Berlin als Folie für die große Weltgeschichte. Mit diesem Vorstoß ist dem regierenden Kultursenator ein zweifacher Coup gelungen: Nach 100 Tagen im Amt hat Müller nun einen eigenen kulturpolitischen Akzent gesetzt. Dazu würde eine moderne Berlin-Schau im Humboldtforum ein Problem erledigen, das seit Jahren unlösbar scheint: Bis heute hat die Hauptstadt kein Museum, das die Lokalgeschichte zeitgenössisch präsentiert.

Dass Müllers Lösung Charme hätte, finden in Berlin viele, sogar ehemalige Befürworter der Bibliotheksnutzung. Die „Welt der Sprachen“, von Fachleuten gelobt, blieb stets etwas blass. Von der Berlin-Ausstellung verspricht man sich Glamour und frischen Wind für das Projekt Humboldtforum, das bisher allenfalls wegen der umstrittenen Barockfassade im Gespräch war. Manfred Rettig, Vorsitzender der Bauherrin Stiftung Humboldtforum, zeigte sich Mitte der Woche nachgerade erleichtert von der Anschaulichkeit der Berlin-Ausstellung – allerdings erst, nachdem Müller ihm glaubhaft versichern konnte, dass keinerlei Bauverzögerungen oder Mehrkosten entstünden.

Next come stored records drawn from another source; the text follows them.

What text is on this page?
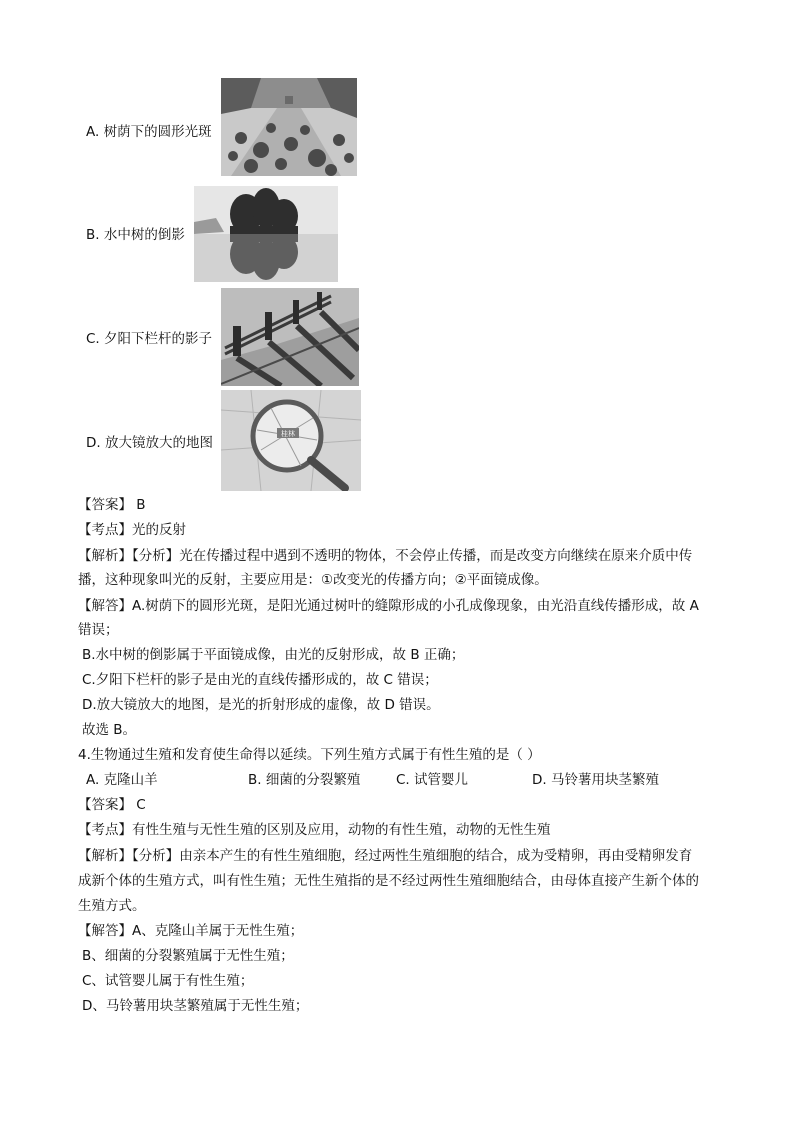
A. 树荫下的圆形光斑
B. 水中树的倒影
C. 夕阳下栏杆的影子
D. 放大镜放大的地图
桂林
【答案】 B
【考点】光的反射
【解析】【分析】光在传播过程中遇到不透明的物体，不会停止传播，而是改变方向继续在原来介质中传
播，这种现象叫光的反射，主要应用是：①改变光的传播方向；②平面镜成像。
【解答】A.树荫下的圆形光斑，是阳光通过树叶的缝隙形成的小孔成像现象，由光沿直线传播形成，故 A
错误；
B.水中树的倒影属于平面镜成像，由光的反射形成，故 B 正确；
C.夕阳下栏杆的影子是由光的直线传播形成的，故 C 错误；
D.放大镜放大的地图，是光的折射形成的虚像，故 D 错误。
故选 B。
4.生物通过生殖和发育使生命得以延续。下列生殖方式属于有性生殖的是（ ）
A. 克隆山羊	B. 细菌的分裂繁殖	C. 试管婴儿	D. 马铃薯用块茎繁殖
【答案】 C
【考点】有性生殖与无性生殖的区别及应用，动物的有性生殖，动物的无性生殖
【解析】【分析】由亲本产生的有性生殖细胞，经过两性生殖细胞的结合，成为受精卵，再由受精卵发育
成新个体的生殖方式，叫有性生殖；无性生殖指的是不经过两性生殖细胞结合，由母体直接产生新个体的
生殖方式。
【解答】A、克隆山羊属于无性生殖；
B、细菌的分裂繁殖属于无性生殖；
C、试管婴儿属于有性生殖；
D、马铃薯用块茎繁殖属于无性生殖；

Trotzdem verwundet der breite Zuspruch für Müllers Idee. Denn das hastig ausgearbeitete Konzept von acht Seiten Umfang, ist nicht gerade tiefschürfend. Berlin als Stadt der Vielfalt, als Motor der Innovation „erzählen“? Klingt nach Stadtmarketing. Dass mit der Ausarbeitung einer ersten Sonderausstellung die landeseigene „Kulturprojekte Berlin GmbH“ beauftragt sind, die Events wie das Mauerfalljubiläum betreuen, verstärkt diesen Eindruck. Berlin als Nabel der Welt – das könnte auch nach hinten losgehen. „Müllers Heimatmuseum“ ätzen schon die oppositionellen Grünen. Und es ist ja auch nicht unmittelbar einleuchtend, warum in einem Haus, das sich dem Dialog mit den außereuropäischen Kulturen verpflichtet, Berlin so viel Raum einnimmt.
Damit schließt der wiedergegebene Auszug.